RetailNOW 2010 Was A Huge Success! … Now What?
By Mike Monocello, chief editor
By all accounts, the recently-held RetailNOW 2010 was a huge success. The RSPA's attendee numbers alone speak to the growth and popularity of the show. The consensus among vendors I spoke with was that traffic on the show floor was great and dealers were actively seeking new solutions. Dealers I spoke with were thrilled with the quality of education at the event, in particular, the Industry Leader Panel discussion and session on PCI. What more can be said about RetailNOW 2010? John Dittig, national sales manager for North America/ Elo Touch Division at Tyco Electronics, had my favorite quote regarding the event: "This is the best show in 7 years." All that said, where do Finizio and company go from here?
During a recent conversation, Finzio told me that he and his team learned a lot at this show that will be carried forward to next year's RetailNOW. "We know what's working now," he says. "It's the education and the networking." Concerning the education, some might think that the Industry Leader Panel discussion would be difficult to top. While Finizio does think the bar is now set high, he feels the association will be able to deliver equally valuable content at its next events. "This year, we had fewer education sessions, focused on higher quality. We'll continue that going forward."
Another benefit of having fewer education sessions dovetails with what Finizio believes is the other key ingredient to a successful show — networking. Indeed, by having fewer education sessions with no overlap with expo hall hours, attendees were forced to interact a lot more. "Part of our plan was to have attendees come out of the general session and en masse go to the next session," he explains. "This kept people together to a level we've never achieved before." Expect to see a similar format at next year's event.
Another thing that will most likely be carried over to future events is making the expo hall more interactive. "You can have the greatest exhibits, but if you don't have an interactive component, then you're missing the whole purpose of the show floor," he says. "This year, we had the closing party and lunch on the show floor to help keep the attendees and exhibitors engaged with one another. We'll continue to do that." Finizio continues by saying that, ultimately, he wants the exhibitors to feel the event is good for business and the attendees to feel like they made some dynamite connections, learned some great ideas, and took away valuable information that will help their businesses over the months until the next RSPA show.
Of course, the next RSPA show happens to be Inspire, which, if you're at all familiar with the event, you'll know is quite different from RetailNOW in format.

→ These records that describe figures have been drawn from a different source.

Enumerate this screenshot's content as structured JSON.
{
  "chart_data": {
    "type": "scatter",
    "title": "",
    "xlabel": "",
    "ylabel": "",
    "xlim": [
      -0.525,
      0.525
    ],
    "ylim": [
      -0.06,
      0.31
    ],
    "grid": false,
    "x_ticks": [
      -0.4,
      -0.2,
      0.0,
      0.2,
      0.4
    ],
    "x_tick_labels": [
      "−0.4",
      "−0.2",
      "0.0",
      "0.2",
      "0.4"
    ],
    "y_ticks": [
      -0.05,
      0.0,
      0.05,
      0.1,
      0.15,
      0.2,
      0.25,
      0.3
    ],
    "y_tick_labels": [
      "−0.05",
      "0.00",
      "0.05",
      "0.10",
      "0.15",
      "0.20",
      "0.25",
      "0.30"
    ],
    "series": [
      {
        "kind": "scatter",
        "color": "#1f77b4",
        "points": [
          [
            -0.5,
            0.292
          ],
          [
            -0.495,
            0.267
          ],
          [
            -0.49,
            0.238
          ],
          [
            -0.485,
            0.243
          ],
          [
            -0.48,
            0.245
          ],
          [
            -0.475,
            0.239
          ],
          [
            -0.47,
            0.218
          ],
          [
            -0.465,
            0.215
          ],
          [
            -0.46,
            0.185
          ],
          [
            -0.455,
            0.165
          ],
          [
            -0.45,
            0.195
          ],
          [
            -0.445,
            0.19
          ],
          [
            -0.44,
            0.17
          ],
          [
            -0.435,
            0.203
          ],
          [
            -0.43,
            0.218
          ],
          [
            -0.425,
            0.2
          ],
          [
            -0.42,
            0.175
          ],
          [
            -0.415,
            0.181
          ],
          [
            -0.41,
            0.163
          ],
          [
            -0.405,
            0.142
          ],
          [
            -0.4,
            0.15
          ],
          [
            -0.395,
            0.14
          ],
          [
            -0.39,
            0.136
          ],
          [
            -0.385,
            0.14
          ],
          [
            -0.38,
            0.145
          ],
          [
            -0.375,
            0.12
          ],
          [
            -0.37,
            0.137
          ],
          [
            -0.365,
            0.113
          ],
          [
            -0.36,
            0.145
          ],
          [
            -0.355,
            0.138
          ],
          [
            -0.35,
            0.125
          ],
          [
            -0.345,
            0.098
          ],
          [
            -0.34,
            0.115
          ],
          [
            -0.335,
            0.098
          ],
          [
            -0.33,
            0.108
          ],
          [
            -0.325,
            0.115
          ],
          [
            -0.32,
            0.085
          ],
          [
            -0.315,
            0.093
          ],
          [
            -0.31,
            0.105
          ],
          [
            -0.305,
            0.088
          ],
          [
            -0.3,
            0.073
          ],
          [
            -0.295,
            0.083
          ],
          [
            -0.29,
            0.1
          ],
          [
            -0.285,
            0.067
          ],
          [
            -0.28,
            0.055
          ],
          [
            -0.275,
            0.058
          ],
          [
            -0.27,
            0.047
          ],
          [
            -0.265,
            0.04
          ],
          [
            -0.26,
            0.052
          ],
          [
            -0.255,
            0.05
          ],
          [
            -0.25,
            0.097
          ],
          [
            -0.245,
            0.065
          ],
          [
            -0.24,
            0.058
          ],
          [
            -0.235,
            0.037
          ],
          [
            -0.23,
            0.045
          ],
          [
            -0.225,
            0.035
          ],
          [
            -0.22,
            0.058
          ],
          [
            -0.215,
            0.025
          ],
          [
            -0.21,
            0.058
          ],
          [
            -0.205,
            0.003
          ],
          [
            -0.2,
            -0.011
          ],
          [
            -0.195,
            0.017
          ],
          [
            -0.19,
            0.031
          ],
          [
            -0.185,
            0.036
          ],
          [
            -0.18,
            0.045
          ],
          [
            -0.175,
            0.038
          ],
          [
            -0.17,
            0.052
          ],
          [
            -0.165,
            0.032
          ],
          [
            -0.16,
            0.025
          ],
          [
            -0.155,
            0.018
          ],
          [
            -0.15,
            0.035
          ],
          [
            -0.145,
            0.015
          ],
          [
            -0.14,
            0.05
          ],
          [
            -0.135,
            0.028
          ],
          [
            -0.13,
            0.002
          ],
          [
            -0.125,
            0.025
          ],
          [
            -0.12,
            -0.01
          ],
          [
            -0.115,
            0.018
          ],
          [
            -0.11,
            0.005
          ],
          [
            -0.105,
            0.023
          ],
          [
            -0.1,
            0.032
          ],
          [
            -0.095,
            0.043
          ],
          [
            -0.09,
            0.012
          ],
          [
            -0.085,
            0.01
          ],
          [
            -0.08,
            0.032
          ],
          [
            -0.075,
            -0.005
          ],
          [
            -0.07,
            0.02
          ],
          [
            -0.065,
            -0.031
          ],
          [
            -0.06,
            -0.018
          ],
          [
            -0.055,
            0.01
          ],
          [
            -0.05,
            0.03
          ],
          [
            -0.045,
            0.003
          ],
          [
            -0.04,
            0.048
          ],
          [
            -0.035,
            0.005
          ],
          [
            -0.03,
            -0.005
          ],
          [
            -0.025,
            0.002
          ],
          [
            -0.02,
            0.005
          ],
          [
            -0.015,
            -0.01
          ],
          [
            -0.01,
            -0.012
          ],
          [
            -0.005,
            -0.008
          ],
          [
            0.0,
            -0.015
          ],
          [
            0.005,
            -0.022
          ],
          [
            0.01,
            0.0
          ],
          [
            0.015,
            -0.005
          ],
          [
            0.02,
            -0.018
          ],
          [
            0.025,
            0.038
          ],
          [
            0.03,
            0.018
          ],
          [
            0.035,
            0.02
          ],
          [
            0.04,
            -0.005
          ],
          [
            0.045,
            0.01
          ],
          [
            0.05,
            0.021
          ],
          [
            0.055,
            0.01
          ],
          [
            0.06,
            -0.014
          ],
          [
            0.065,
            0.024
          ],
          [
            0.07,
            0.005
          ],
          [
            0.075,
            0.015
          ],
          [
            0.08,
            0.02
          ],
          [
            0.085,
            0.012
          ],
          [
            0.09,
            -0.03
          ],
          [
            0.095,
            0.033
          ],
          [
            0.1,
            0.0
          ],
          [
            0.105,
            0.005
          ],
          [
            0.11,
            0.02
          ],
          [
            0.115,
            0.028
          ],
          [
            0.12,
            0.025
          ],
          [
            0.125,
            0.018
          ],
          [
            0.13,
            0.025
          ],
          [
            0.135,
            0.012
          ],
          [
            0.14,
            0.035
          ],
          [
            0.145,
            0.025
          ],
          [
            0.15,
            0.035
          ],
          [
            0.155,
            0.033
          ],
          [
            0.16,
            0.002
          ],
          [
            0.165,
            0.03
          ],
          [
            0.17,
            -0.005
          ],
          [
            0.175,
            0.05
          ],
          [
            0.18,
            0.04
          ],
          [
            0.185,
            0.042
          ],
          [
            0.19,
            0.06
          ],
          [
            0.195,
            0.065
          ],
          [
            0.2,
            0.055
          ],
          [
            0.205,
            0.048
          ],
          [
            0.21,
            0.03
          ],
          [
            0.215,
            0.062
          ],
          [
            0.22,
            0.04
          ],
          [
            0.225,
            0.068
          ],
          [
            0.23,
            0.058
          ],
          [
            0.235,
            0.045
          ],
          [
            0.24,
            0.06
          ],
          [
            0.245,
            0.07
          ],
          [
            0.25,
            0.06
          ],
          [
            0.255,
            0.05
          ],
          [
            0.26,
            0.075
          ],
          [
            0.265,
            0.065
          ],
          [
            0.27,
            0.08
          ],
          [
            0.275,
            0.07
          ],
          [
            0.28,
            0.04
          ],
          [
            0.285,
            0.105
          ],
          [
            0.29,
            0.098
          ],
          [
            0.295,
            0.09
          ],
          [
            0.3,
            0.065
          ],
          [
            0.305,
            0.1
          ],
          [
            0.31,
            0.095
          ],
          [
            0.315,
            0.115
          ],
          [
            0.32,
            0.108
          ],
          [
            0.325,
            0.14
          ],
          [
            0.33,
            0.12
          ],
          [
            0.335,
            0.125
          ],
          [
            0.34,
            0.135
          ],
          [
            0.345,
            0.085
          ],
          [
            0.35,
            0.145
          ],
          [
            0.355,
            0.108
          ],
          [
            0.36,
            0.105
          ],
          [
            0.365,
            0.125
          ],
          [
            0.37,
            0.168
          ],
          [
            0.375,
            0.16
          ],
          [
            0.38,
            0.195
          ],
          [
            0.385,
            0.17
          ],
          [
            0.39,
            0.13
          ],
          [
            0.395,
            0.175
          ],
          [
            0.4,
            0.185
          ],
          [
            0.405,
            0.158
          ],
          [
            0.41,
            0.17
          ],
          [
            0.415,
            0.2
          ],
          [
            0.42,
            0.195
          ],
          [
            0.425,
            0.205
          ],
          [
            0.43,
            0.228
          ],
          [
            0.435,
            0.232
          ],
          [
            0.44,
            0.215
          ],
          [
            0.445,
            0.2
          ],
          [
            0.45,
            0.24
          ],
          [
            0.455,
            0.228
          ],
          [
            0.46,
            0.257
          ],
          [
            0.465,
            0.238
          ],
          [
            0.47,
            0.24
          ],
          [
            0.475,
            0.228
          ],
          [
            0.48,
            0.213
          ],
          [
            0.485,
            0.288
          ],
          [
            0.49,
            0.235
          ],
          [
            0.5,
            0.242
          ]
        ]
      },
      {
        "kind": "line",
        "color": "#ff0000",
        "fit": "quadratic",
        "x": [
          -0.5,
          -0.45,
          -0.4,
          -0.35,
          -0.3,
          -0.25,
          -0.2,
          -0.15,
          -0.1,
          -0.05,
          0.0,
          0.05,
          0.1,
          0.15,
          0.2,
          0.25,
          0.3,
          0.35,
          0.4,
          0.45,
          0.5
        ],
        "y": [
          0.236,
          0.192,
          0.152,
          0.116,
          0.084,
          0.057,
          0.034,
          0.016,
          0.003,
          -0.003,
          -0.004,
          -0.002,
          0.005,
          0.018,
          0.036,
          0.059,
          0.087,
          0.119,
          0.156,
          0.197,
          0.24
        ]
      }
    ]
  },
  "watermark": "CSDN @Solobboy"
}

However, that doesn't mean the lessons from RetailNOW 2010 can't be applied to Inspire. "Education and networking is what Inspire is all about," says Finizio. "The education at Inspire will be the same high quality, but it will go much deeper, which is something we can't do in the RetailNOW environment." Whereas RetailNOW education consists of experts and leaders sharing knowledge with the audience, Inspire education often involves workgroups and breakout sessions to make the lessons learned much more personal and applicable to ones own business. "Everyone I talk to says they leave Inspire with an idea that pays for the event over and over again." Finizio says his team is currently finalizing the education for Inspire and will release the curriculum in the coming month or so.
Quick side note: Inspire 2011 (Jan. 23-26, 2011) is in Hawaii. Finizio says the RSPA has negotiated a killer rate — $179 a night — for a beautiful property in Maui. While you should attend the event just for the education and networking, doing it in Maui definitely sweetens the deal, yes?
Without a doubt, the success of RetailNOW 2010 shows that the RSPA is moving in the right direction. The industry leader panel discussion contained representation from the largest players in the retail space. If nothing else, this shows that the association has the support of our industry leaders. Additionally, the PCI roundtable had representation from the NRA (National Restaurant Association), NACS (National Association of Convenience Stores), and the PCI Security Standards Council. That's a big deal as this shows that the RSPA now stands shoulder to shoulder with some long-standing globally known associations. Additionally, Finizio tells me that he's been working closely with these associations to find the proper business solution to collectively address data transaction security issues. While in the past some may have accused the RSPA and its predecessor the ICRDA of being a "good old boy" type of organization not delivering a whole lot of value, today the reality is that the RSPA is hard at work providing exceptional education, unsurpassed networking opportunities, and is working hard to support retail dealers on the biggest issues facing our industry.